The Founders: Two Paths Converging
Nick Peeters and Anujin Byambaa met by chance in Shanghai in 2023, where Byambaa was preparing an exhibition and Peeters assisted with props and lighting. What began as spontaneous collaboration evolved into a shared practice. They now live and work together in Belgium, spending most of their time in their atelier developing ideas side by side. There was no formal decision to collaborate. They simply began doing so, and the partnership became inseparable from their daily lives.
Their backgrounds are strikingly different, yet complementary. Peeters brings hands-on construction knowledge and years of independent research into sound-based design. Byambaa contributes expertise in digital innovation, brand strategy, and a philosophical interest in the invisible. Together, they describe themselves as “listening with their eyes,” uncovering hidden geometry within vibration.

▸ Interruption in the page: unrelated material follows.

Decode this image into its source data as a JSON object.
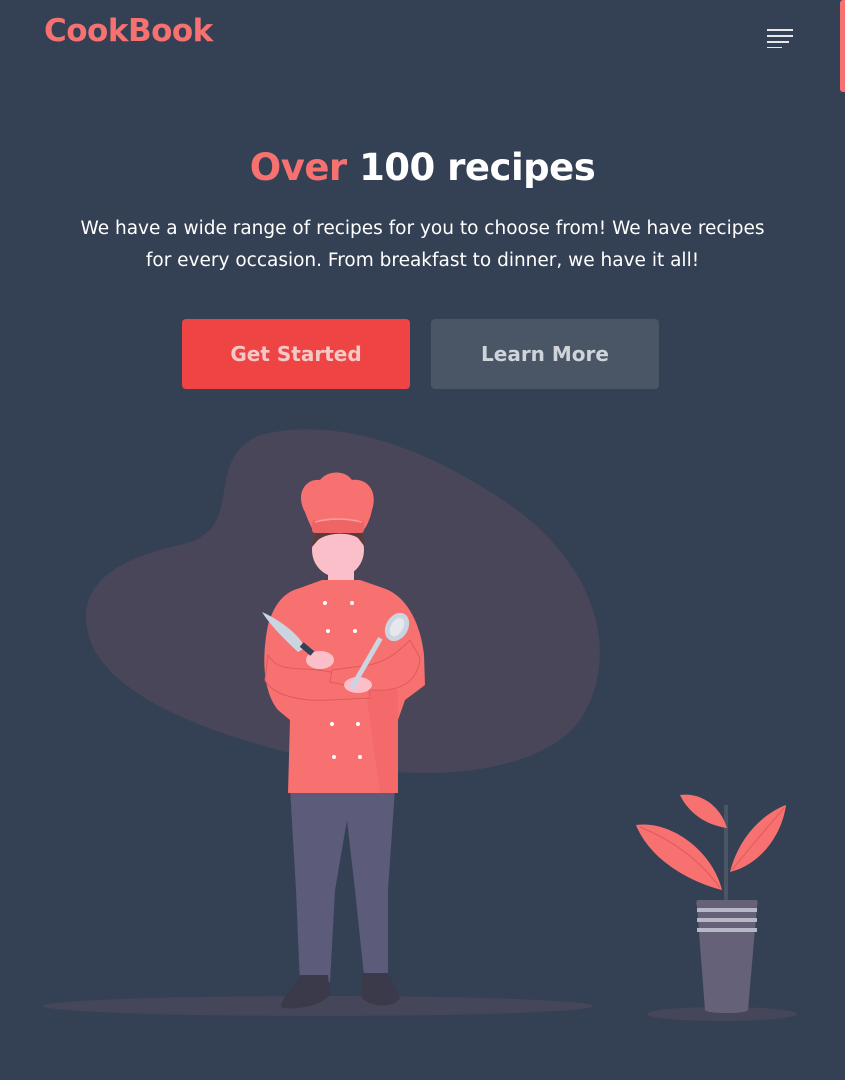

When asked how they function as collaborators, Peeters is direct: “We really do operate as one organism with two sensitivities.” Within their shared practice, he serves as “head of ritual,” constructing the system that allows sound to become matter, while Byambaa, as “head of artefacts,” decides which forms deserve to exist physically. The division is not hierarchical but complementary, with tension between their approaches serving the work rather than disrupting it. “Neither of us is trying to ‘win’ creatively,” Peeters explains. “The work always comes first, and if something doesn’t survive both of our perspectives, it simply doesn’t exist.”
Nick Peeters: Learning by Making
Peeters is a Belgian-born designer who founded his own studio in 2013. Raised in Landen in an architectural environment, with parents who are architects and a grandfather who was a painter, working with space, form, and matter was a natural starting point. From a young age, he worked on construction sites, gaining practical knowledge that continues to shape his approach more profoundly than any formal education.
He began studying product design in Genk but left after two years to establish an independent practice, driven by a need to learn through doing rather than theory. In 2016, he initiated long-term research into sound waves, focusing on the translation of vibration into physical form through extensive prototyping and technical development. Parallel to this, his self-taught practice as a music composer sharpened his understanding of sonic structure, rhythm, and resonance.
For Peeters, creation is a necessity rather than a choice. He describes the act of bringing ideas out of the mind and into the physical world as a way to stay open, clear, and unburdened. Making becomes a method of thinking, and matter serves as a tool for emptying the mind. Within Monad Origin, he leads the technological and hardware development of sound-based installations, treating sound as both a spatial and material force.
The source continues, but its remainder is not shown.